On the third point in the Walmart effect, politicians spend enormous amounts of effort to use marketing science to play upon emotions to get and keep an audience. The same marketing science employed to keep you in a retailer making purchases keeps you “connected” to your political party. Worse, because there are familial traditions in being one political party or another, there remain tighter ties to a political party. These strings are played to the fullest to bind you ever tighter, so you do not use conscious thinking when voting the party line.
Finally, we come to the fourth Walmart effect, the one with the most pertinence to current political dogma, the bundling of obscure groups into a ruling party. I have never been shy about admitting that two-party political rule is terrible for America. I am all for having 10-15 separate major political parties; in the confusion generated by the many voices, better governance occurs, mostly. I respect the Israelis for their political system with their separate and ungainly political parties because of the need to gain coalitions and be very connected with and responsible to the people in those coalitions and the citizens they represent. Recognizing that the political system does not always work, a robust system of codified laws is mandatory to keep the government in check and accountable to the people.
Frankly, I do not care what side of the political spectrum you come down upon. What matters to me is how your representative governs. Once an elected official of a representative government gains office, they cannot simply think they only represent that political party while in office. Thinking this way is the epitome of the Walmart effect and stems from competing on cost alone. Worse, thinking that the representative only represents those who placed them in power places that elected representative into a position to abuse their office.

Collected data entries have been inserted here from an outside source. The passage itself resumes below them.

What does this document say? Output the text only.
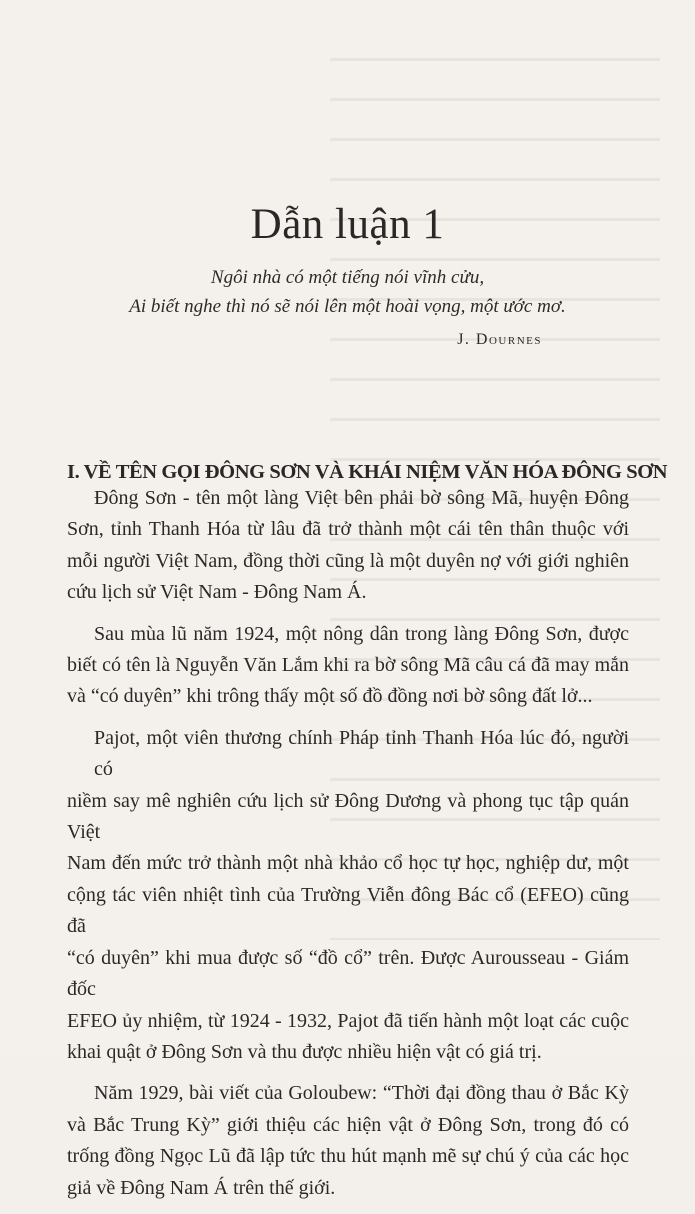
Dẫn luận 1
Ngôi nhà có một tiếng nói vĩnh cửu,
Ai biết nghe thì nó sẽ nói lên một hoài vọng, một ước mơ.
J. Dournes
I. VỀ TÊN GỌI ĐÔNG SƠN VÀ KHÁI NIỆM VĂN HÓA ĐÔNG SƠN

Đông Sơn - tên một làng Việt bên phải bờ sông Mã, huyện Đông
Sơn, tỉnh Thanh Hóa từ lâu đã trở thành một cái tên thân thuộc với
mỗi người Việt Nam, đồng thời cũng là một duyên nợ với giới nghiên
cứu lịch sử Việt Nam - Đông Nam Á.

Sau mùa lũ năm 1924, một nông dân trong làng Đông Sơn, được
biết có tên là Nguyễn Văn Lắm khi ra bờ sông Mã câu cá đã may mắn
và “có duyên” khi trông thấy một số đồ đồng nơi bờ sông đất lở...

Pajot, một viên thương chính Pháp tỉnh Thanh Hóa lúc đó, người có
niềm say mê nghiên cứu lịch sử Đông Dương và phong tục tập quán Việt
Nam đến mức trở thành một nhà khảo cổ học tự học, nghiệp dư, một
cộng tác viên nhiệt tình của Trường Viễn đông Bác cổ (EFEO) cũng đã
“có duyên” khi mua được số “đồ cổ” trên. Được Aurousseau - Giám đốc
EFEO ủy nhiệm, từ 1924 - 1932, Pajot đã tiến hành một loạt các cuộc
khai quật ở Đông Sơn và thu được nhiều hiện vật có giá trị.

Năm 1929, bài viết của Goloubew: “Thời đại đồng thau ở Bắc Kỳ
và Bắc Trung Kỳ” giới thiệu các hiện vật ở Đông Sơn, trong đó có
trống đồng Ngọc Lũ đã lập tức thu hút mạnh mẽ sự chú ý của các học
giả về Đông Nam Á trên thế giới.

Using others is what Walmart has done because they control such a vast portal to customers, and the manufacturers have been paying a steep price in more than dollars and cents ever since. Unfortunately, so have the customers. The harm to the manufacturers is delivered to the end consumer, and Walmart does not care as they are just a portal through which a manufacturer sells goods. The same thing for the politician, all of society is harmed when a politician can be purchased and influenced; when harm comes to one person because of their political leanings, everyone suffers.
Therein lay the other answer to the Walmart effect, recognizing that we must join together, or fall individually, an unpitied sacrifice in a contemptible struggle since we are all interconnected. Service and joining together are the only paths forward. We must not allow divisive political agendas, carefully crafted scientifically marketed political pogroms, and slick groomed politicians to sway us from the important points of freedom, liberty, and a pursuit of happiness. We cannot afford the governments that have ballooned and festered over the last 60-years. We cannot afford the Walmart effect; the cost is just too great!